Medya eskisi gibi olsaydı belki.
Kapıyı vurup çıkamayanları da anlıyorum. Hem tepki gösterecek kimse kalmadı: Sadece Can Dündar değil, bütün ekran yüzleri teker teker gönderiliyor. Kanal sadece habercilerden değil, haberden de vazgeçmeye toptan razı zaten. Bu kadar isim bir Marmaray etmiyormuş meğerse.
90'lı yıllarda hiçbir hesap yapmadan kapıyı vurup çıktığınızda sonuçlarına katlanmak zorunda değildiniz. Medya henüz 'tek ses' olmamıştı, farklı farklı patronlar, farklı iş olanakları vardı.
Aydın Doğan'ın Milliyet'inden istifa eden Can Dündar bir günde Dinç Bilgin'in Yeni Yüzyıl'ına dönebiliyordu. Ufuk Güldemir hemen Erol Aksoy'un Show TV'sinde yeniden işe başlayabiliyordu. Bu gruplar hem birbirleriyle rekabet ediyor, hem de ideolojik olarak farklıydı.
Bugünün medyasını 'monokültür' kelimesi açıklayabilir. Kapıyı vurup çıkarsanız bazı meslektaşlarımız gibi 'adada' yaşamaya, sakin bir erken emekliliğe razı olacaksınız. Çünkü size iş teklif etmeye cesaret edecek pek fazla kişi çıkmayacak.
Bu yüzden de meslektaşlarımızın yazıları sansürlenince, programları yayından kalkınca, hoyratça kapının önüne konduklarında sesimizi çıkartacak takatimiz kalmıyor. Patronlara da kızmak yersiz, bir yazarı taşımanın faturasının beş milyar dolar olduğunu biliyoruz.
Burası medya.
twitter.com/orayegin
facebook.com/oryegn

En seçici birinci sayfa
Batı dünyasının en önemli kültür-edebiyat dergilerinden Paris Review'ün editörü günümüzde yazarların en çok Roberto Bolano'yu taklit ettiğini söylüyor. Türkçede 'Vahşi Hafiyeler' ve 'Katil Orospular' isimli kitaplarından tanıdığımız Şilili yazarı 2003'te kaybettik. Kitapların ölümsüzlüğü bugün hala Bolano'nun tartışılmasından, ona öykünülmesinden belli.
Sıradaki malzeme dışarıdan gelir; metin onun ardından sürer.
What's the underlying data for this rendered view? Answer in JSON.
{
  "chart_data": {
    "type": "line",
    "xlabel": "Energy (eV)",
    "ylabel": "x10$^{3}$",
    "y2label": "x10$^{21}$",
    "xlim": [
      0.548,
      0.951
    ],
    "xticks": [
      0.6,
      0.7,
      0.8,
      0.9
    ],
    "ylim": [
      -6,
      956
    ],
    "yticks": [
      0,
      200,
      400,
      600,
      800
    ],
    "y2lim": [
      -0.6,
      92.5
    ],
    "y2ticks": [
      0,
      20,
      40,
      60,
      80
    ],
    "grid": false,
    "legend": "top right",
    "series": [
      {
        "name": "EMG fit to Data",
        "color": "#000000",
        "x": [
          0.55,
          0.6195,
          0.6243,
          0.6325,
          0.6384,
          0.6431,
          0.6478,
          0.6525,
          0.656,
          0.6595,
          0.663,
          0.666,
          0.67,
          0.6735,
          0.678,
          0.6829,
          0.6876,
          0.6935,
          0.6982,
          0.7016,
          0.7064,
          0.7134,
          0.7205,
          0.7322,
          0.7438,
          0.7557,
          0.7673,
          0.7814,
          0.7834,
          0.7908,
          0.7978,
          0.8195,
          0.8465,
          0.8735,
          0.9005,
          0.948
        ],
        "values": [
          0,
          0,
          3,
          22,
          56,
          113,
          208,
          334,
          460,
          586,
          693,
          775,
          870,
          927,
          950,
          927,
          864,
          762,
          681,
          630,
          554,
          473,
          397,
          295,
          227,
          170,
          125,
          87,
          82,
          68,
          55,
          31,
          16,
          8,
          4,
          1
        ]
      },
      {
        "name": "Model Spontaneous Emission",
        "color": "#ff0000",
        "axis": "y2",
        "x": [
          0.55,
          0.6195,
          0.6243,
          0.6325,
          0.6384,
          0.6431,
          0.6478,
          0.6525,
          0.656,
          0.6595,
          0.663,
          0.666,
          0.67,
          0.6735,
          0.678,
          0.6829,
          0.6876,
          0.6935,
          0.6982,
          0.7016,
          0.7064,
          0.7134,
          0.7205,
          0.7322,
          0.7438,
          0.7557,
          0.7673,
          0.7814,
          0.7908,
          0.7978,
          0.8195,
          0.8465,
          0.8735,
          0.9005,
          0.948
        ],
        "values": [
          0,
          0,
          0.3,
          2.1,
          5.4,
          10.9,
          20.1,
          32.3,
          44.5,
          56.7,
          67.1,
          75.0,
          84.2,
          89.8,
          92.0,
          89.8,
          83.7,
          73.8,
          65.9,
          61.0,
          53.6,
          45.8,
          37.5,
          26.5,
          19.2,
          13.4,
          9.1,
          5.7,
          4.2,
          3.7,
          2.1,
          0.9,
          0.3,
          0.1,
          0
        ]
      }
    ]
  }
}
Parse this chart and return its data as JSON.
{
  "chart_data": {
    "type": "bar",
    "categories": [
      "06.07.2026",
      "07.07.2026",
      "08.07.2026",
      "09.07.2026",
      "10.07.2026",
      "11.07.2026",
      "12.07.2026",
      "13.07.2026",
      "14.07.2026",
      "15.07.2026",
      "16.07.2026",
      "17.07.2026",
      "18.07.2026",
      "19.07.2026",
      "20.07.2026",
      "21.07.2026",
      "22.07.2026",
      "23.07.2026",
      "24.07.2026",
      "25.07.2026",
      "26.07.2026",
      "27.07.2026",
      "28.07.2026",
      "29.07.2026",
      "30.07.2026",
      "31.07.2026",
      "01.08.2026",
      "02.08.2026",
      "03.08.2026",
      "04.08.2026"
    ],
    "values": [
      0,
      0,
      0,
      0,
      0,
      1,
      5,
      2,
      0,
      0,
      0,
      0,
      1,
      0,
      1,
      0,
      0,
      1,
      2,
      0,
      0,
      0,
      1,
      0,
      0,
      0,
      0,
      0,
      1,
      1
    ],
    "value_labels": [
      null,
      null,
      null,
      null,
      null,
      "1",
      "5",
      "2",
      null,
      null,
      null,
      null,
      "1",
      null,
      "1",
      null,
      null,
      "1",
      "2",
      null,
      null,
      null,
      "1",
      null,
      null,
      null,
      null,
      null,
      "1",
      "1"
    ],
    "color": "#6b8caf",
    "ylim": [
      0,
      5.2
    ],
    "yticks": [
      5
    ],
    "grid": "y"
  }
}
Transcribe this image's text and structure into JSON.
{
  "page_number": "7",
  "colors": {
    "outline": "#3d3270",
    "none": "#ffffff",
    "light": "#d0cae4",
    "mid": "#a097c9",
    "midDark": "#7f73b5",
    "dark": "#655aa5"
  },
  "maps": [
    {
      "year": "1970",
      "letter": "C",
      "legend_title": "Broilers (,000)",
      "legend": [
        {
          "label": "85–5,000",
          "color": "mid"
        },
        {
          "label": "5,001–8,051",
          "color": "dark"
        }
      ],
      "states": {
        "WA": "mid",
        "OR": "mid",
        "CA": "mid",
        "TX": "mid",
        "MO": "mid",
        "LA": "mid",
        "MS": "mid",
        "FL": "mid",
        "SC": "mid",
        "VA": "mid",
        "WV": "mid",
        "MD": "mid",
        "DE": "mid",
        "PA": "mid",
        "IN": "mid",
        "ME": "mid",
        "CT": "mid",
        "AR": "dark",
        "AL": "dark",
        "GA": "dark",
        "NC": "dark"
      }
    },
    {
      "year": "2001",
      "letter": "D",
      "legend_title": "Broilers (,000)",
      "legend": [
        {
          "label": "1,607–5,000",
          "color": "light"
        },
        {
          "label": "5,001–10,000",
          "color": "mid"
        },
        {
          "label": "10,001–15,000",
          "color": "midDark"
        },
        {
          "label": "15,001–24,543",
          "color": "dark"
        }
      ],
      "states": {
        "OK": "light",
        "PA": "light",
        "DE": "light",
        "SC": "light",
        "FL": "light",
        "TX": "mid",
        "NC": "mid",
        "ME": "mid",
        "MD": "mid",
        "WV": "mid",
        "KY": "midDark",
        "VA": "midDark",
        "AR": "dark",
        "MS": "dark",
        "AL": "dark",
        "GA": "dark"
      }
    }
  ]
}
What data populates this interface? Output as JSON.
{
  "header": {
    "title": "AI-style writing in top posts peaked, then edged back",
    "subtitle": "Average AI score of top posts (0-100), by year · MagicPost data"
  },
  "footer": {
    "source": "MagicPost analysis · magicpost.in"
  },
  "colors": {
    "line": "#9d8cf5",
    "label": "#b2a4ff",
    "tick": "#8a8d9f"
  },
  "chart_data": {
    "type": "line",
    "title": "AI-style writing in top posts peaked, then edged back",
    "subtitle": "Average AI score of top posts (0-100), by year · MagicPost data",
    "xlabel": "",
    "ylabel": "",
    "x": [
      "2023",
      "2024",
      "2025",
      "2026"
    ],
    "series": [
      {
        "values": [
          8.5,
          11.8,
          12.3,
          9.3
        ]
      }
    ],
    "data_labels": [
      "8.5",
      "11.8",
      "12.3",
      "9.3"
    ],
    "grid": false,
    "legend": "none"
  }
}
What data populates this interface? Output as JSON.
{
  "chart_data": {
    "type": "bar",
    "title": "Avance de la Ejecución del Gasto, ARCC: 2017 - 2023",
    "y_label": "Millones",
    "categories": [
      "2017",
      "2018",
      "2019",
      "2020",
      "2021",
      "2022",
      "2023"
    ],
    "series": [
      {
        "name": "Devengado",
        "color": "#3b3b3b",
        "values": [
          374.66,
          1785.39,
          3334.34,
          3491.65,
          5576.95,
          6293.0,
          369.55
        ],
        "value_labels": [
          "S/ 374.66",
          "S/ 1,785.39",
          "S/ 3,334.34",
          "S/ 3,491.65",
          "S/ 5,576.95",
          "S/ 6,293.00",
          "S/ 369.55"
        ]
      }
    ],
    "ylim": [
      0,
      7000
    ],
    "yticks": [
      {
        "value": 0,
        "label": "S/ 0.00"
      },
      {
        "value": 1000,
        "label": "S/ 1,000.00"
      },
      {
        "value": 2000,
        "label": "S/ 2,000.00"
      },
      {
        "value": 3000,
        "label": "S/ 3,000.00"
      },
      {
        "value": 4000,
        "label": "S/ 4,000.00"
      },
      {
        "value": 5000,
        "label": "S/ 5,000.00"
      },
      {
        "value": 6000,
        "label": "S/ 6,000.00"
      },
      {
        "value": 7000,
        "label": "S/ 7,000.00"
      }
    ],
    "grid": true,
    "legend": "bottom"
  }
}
Bu haberi geçen hafta Taraf'ın birinci sayfasında gördüm.
Bir süredir dikkat ediyorum, böylesi 'ezoterik' haberler bir tek Taraf'ın birinci sayfasında yer alıyor. Julian Barnes'ın Booker adaylığı, dünyanın en iyi restoranı El Bulli'nin kapanması ya da Venezüellalı asi gençleri klasik müzikle terbiye eden 'El Sistema' da Taraf'ın birinci sayfasında geçtiğimiz günlerde yer alan başka benzer türde haberler.
Solda akan küçük bir sütunda illa ki böyle ilgi çekici bir haber konuyor. Bana kalırsa yaptıkları en iyi iş bu. Bir de Yasemin Çongar'ın kitap yazıları.
Kitle gazetelerinden böyle bir şey beklemiyorum artık, umudumu kestim...
Ama Cumhuriyet, Radikal gibi 'belli bir kesime' hitap eden gazetelerde, kentli okuru tavlamak isteyen yayın organlarında neden böyle haberler göremiyoruz? Özellikle de birinci sayfada.
Çünkü bilmiyorlar, önemsemiyorlar, 'Kaç kişi bilir ki, kaç kişinin ilgisini çeker mi' diyorlar. Eski alışkanlıklardan kurtulamıyorlar.
Gerekirse beş kişinin ilgisini çeksin, ürünü 'farklılaştırma' bu gibi inceliklerde yatıyor oysa.

Bu haberi Radikal yazamaz
Elif Şafak'ın kapağında erkek kılığına girdiği 'İskender' kitabı çıktı. Herkesin içinde neler gizliymiş meğerse.
Giderek, Şafak'ın kitaplarıyla Serdar Ortaç'ın şarkıları benzeşiyor sanki: Her yaza bir ürün. Tutsa da tutmasa da...
Konumuz kitap değil, kapağı... Fazlasıyla 'aşırma' gibi duran o kapak.
Bu İnternet çağında 'hırsızlık' gizli kalır mı zannediyor acaba kapağı yapanlar?
'İskender' kapağının, Elif Şafak'ın üzerindeki takım elbiseden seçilen renklere kadar 'arak' olduğu hemen ortaya çıktı.
Klasik müzik dehasını anlatan 'Genius Within: The Inner Life of Gleen Gould' belgeselinin afişine kadar benziyor değil mi?
Kitabın kapağını 'Alametifarika' ajansından Uğurcan Ataoğlu yapmış. Gerçi belki 'çalmış' demek daha doğru olur. Alametifarikası bu olsa gerek!